Afortunadamente, se percató de mi ignorancia e intentó echarme un cable para reparar en lo posible el mal lugar en el que me estaba dejando. Resultaba evidente que a ella el tema le apasionaba; no en vano, recordé, había empezado a estudiar la carrera y, según me había confesado el día anterior, tenía la intención de terminarla.
– Verás, Arnau, demostrar que los incas escribían es como descubrir que el hombre no desciende del mono… Algo impensable, increíble y asombroso, ¿comprendes?
– Bueno, la teoría de Darwin no deja de ser sólo una teoría -comenté-. Si, a estas alturas, hubieran podido demostrarla, sería la ley de Darwin.
Mi cuñada perdió la paciencia. Era muy joven y carecía de la correa necesaria para aguantar las tonterías ajenas.
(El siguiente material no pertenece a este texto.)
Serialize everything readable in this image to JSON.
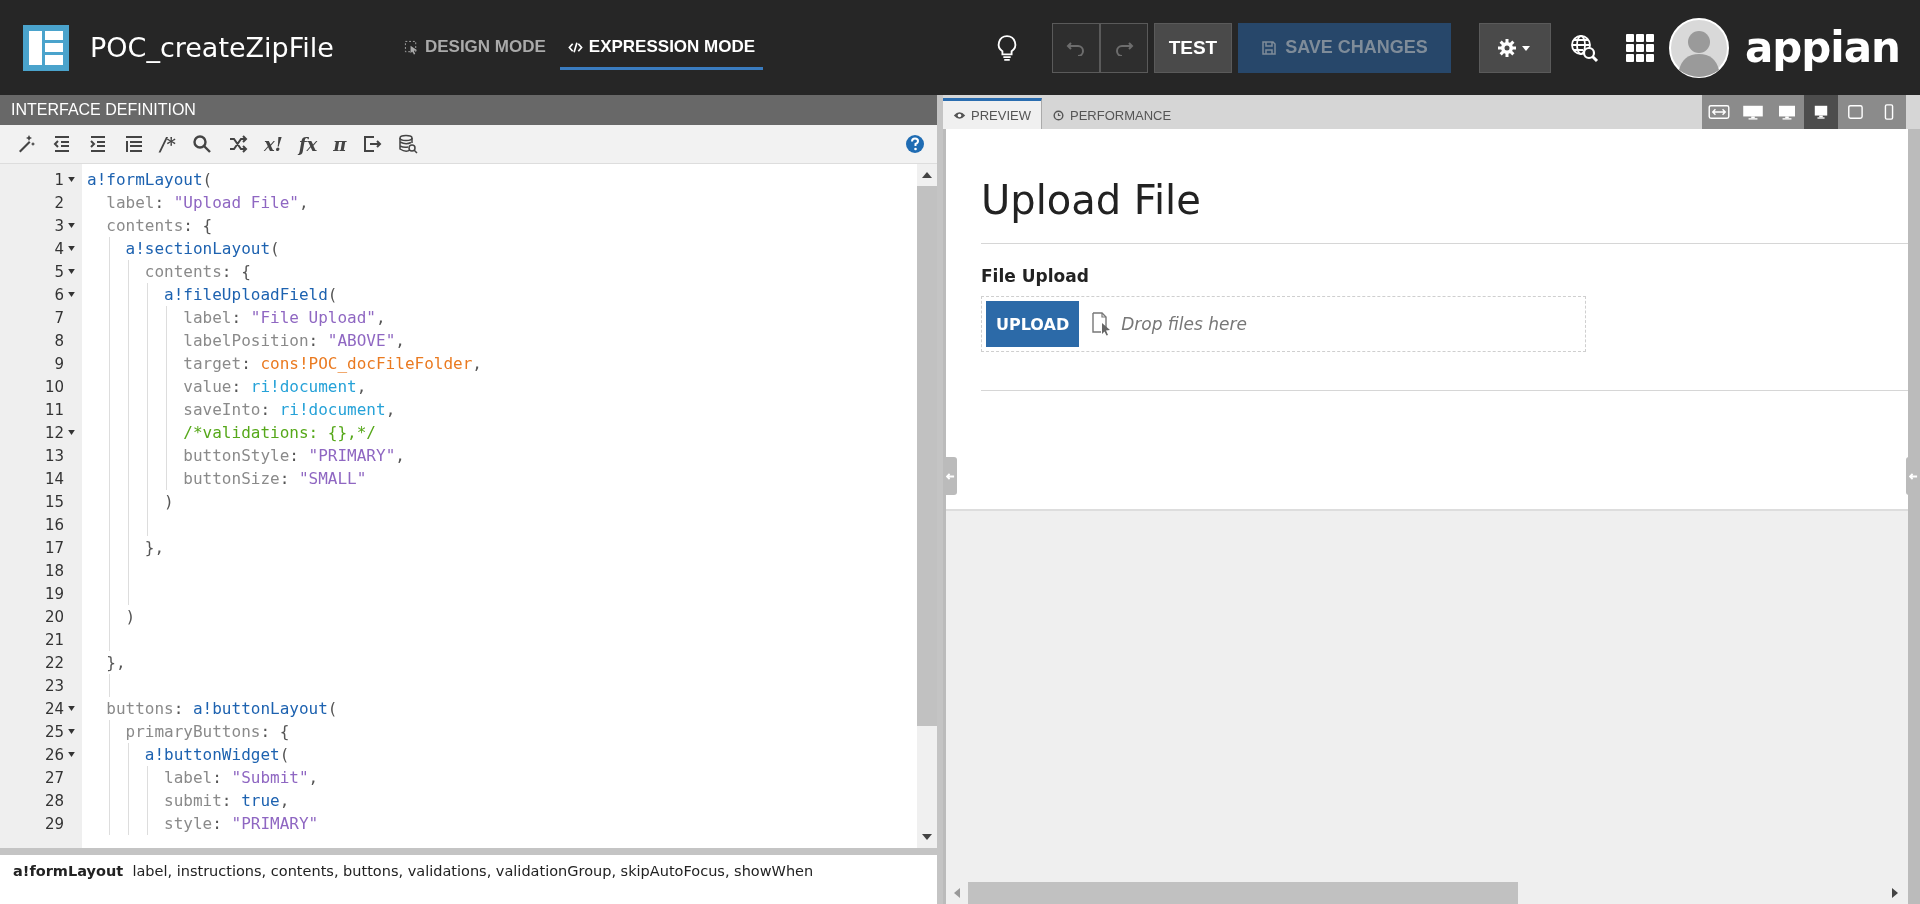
{
  "header": {
    "title": "POC_createZipFile",
    "modes": [
      {
        "label": "DESIGN MODE",
        "kind": "design",
        "selected": false
      },
      {
        "label": "EXPRESSION MODE",
        "kind": "expression",
        "selected": true
      }
    ],
    "undo": {
      "disabled": true
    },
    "redo": {
      "disabled": true
    },
    "test_button": "TEST",
    "save_button": {
      "label": "SAVE CHANGES",
      "disabled": true
    },
    "brand": "appian"
  },
  "editor": {
    "title": "INTERFACE DEFINITION",
    "toolbar": [
      {
        "kind": "wand"
      },
      {
        "kind": "outdent"
      },
      {
        "kind": "indent"
      },
      {
        "kind": "list"
      },
      {
        "kind": "text",
        "label": "/*"
      },
      {
        "kind": "search"
      },
      {
        "kind": "shuffle"
      },
      {
        "kind": "text",
        "label": "x!"
      },
      {
        "kind": "text",
        "label": "fx"
      },
      {
        "kind": "text",
        "label": "π"
      },
      {
        "kind": "export"
      },
      {
        "kind": "database"
      }
    ],
    "lines": [
      {
        "number": "1",
        "fold": true,
        "tokens": [
          {
            "kind": "fn",
            "text": "a!formLayout"
          },
          {
            "kind": "punct",
            "text": "("
          }
        ]
      },
      {
        "number": "2",
        "fold": false,
        "tokens": [
          {
            "kind": "key",
            "text": "  label"
          },
          {
            "kind": "punct",
            "text": ": "
          },
          {
            "kind": "str",
            "text": "\"Upload File\""
          },
          {
            "kind": "punct",
            "text": ","
          }
        ]
      },
      {
        "number": "3",
        "fold": true,
        "tokens": [
          {
            "kind": "key",
            "text": "  contents"
          },
          {
            "kind": "punct",
            "text": ": {"
          }
        ]
      },
      {
        "number": "4",
        "fold": true,
        "tokens": [
          {
            "kind": "fn",
            "text": "    a!sectionLayout"
          },
          {
            "kind": "punct",
            "text": "("
          }
        ]
      },
      {
        "number": "5",
        "fold": true,
        "tokens": [
          {
            "kind": "key",
            "text": "      contents"
          },
          {
            "kind": "punct",
            "text": ": {"
          }
        ]
      },
      {
        "number": "6",
        "fold": true,
        "tokens": [
          {
            "kind": "fn",
            "text": "        a!fileUploadField"
          },
          {
            "kind": "punct",
            "text": "("
          }
        ]
      },
      {
        "number": "7",
        "fold": false,
        "tokens": [
          {
            "kind": "key",
            "text": "          label"
          },
          {
            "kind": "punct",
            "text": ": "
          },
          {
            "kind": "str",
            "text": "\"File Upload\""
          },
          {
            "kind": "punct",
            "text": ","
          }
        ]
      },
      {
        "number": "8",
        "fold": false,
        "tokens": [
          {
            "kind": "key",
            "text": "          labelPosition"
          },
          {
            "kind": "punct",
            "text": ": "
          },
          {
            "kind": "str",
            "text": "\"ABOVE\""
          },
          {
            "kind": "punct",
            "text": ","
          }
        ]
      },
      {
        "number": "9",
        "fold": false,
        "tokens": [
          {
            "kind": "key",
            "text": "          target"
          },
          {
            "kind": "punct",
            "text": ": "
          },
          {
            "kind": "const",
            "text": "cons!POC_docFileFolder"
          },
          {
            "kind": "punct",
            "text": ","
          }
        ]
      },
      {
        "number": "10",
        "fold": false,
        "tokens": [
          {
            "kind": "key",
            "text": "          value"
          },
          {
            "kind": "punct",
            "text": ": "
          },
          {
            "kind": "var",
            "text": "ri!document"
          },
          {
            "kind": "punct",
            "text": ","
          }
        ]
      },
      {
        "number": "11",
        "fold": false,
        "tokens": [
          {
            "kind": "key",
            "text": "          saveInto"
          },
          {
            "kind": "punct",
            "text": ": "
          },
          {
            "kind": "var",
            "text": "ri!document"
          },
          {
            "kind": "punct",
            "text": ","
          }
        ]
      },
      {
        "number": "12",
        "fold": true,
        "tokens": [
          {
            "kind": "comment",
            "text": "          /*validations: {},*/"
          }
        ]
      },
      {
        "number": "13",
        "fold": false,
        "tokens": [
          {
            "kind": "key",
            "text": "          buttonStyle"
          },
          {
            "kind": "punct",
            "text": ": "
          },
          {
            "kind": "str",
            "text": "\"PRIMARY\""
          },
          {
            "kind": "punct",
            "text": ","
          }
        ]
      },
      {
        "number": "14",
        "fold": false,
        "tokens": [
          {
            "kind": "key",
            "text": "          buttonSize"
          },
          {
            "kind": "punct",
            "text": ": "
          },
          {
            "kind": "str",
            "text": "\"SMALL\""
          }
        ]
      },
      {
        "number": "15",
        "fold": false,
        "tokens": [
          {
            "kind": "punct",
            "text": "        )"
          }
        ]
      },
      {
        "number": "16",
        "fold": false
      },
      {
        "number": "17",
        "fold": false,
        "tokens": [
          {
            "kind": "punct",
            "text": "      },"
          }
        ]
      },
      {
        "number": "18",
        "fold": false
      },
      {
        "number": "19",
        "fold": false
      },
      {
        "number": "20",
        "fold": false,
        "tokens": [
          {
            "kind": "punct",
            "text": "    )"
          }
        ]
      },
      {
        "number": "21",
        "fold": false
      },
      {
        "number": "22",
        "fold": false,
        "tokens": [
          {
            "kind": "punct",
            "text": "  },"
          }
        ]
      },
      {
        "number": "23",
        "fold": false
      },
      {
        "number": "24",
        "fold": true,
        "tokens": [
          {
            "kind": "key",
            "text": "  buttons"
          },
          {
            "kind": "punct",
            "text": ": "
          },
          {
            "kind": "fn",
            "text": "a!buttonLayout"
          },
          {
            "kind": "punct",
            "text": "("
          }
        ]
      },
      {
        "number": "25",
        "fold": true,
        "tokens": [
          {
            "kind": "key",
            "text": "    primaryButtons"
          },
          {
            "kind": "punct",
            "text": ": {"
          }
        ]
      },
      {
        "number": "26",
        "fold": true,
        "tokens": [
          {
            "kind": "fn",
            "text": "      a!buttonWidget"
          },
          {
            "kind": "punct",
            "text": "("
          }
        ]
      },
      {
        "number": "27",
        "fold": false,
        "tokens": [
          {
            "kind": "key",
            "text": "        label"
          },
          {
            "kind": "punct",
            "text": ": "
          },
          {
            "kind": "str",
            "text": "\"Submit\""
          },
          {
            "kind": "punct",
            "text": ","
          }
        ]
      },
      {
        "number": "28",
        "fold": false,
        "tokens": [
          {
            "kind": "key",
            "text": "        submit"
          },
          {
            "kind": "punct",
            "text": ": "
          },
          {
            "kind": "bool",
            "text": "true"
          },
          {
            "kind": "punct",
            "text": ","
          }
        ]
      },
      {
        "number": "29",
        "fold": false,
        "tokens": [
          {
            "kind": "key",
            "text": "        style"
          },
          {
            "kind": "punct",
            "text": ": "
          },
          {
            "kind": "str",
            "text": "\"PRIMARY\""
          }
        ]
      }
    ],
    "doc": {
      "name": "a!formLayout",
      "params": "label, instructions, contents, buttons, validations, validationGroup, skipAutoFocus, showWhen"
    }
  },
  "preview": {
    "tabs": [
      {
        "label": "PREVIEW",
        "kind": "eye",
        "selected": true
      },
      {
        "label": "PERFORMANCE",
        "kind": "clock",
        "selected": false
      }
    ],
    "devices": [
      {
        "kind": "fit",
        "selected": false
      },
      {
        "kind": "wide",
        "selected": false
      },
      {
        "kind": "desktop",
        "selected": false
      },
      {
        "kind": "laptop",
        "selected": true
      },
      {
        "kind": "tablet",
        "selected": false
      },
      {
        "kind": "phone",
        "selected": false
      }
    ],
    "form_title": "Upload File",
    "field_label": "File Upload",
    "upload_button": "UPLOAD",
    "drop_placeholder": "Drop files here"
  }
}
Pero lo cierto era que a mí el tema de Darwin siempre me había interesado: ¿no resultaba sorprendente pensar que jamás había sido encontrado ni uno solo de los miles de supuestos eslabones perdidos que hubieran hecho falta para demostrar la teoría de la evolución, y no sólo de los seres humanos sino de todo tipo de animales o plantas? Algo querría decir eso y a mí me parecía muy curioso.
– ¿Quieres que siga contándote en qué trabajaba Daniel o no? -explotó-. Porque, si no te interesa, me callo.
Hay ocasiones en las que es mejor apagar el ordenador que estrellarlo contra el suelo. Ona sólo era una cría con muchos problemas, el peor de los cuales estaba tumbado en la cama que ocupaba el centro de aquella habitación.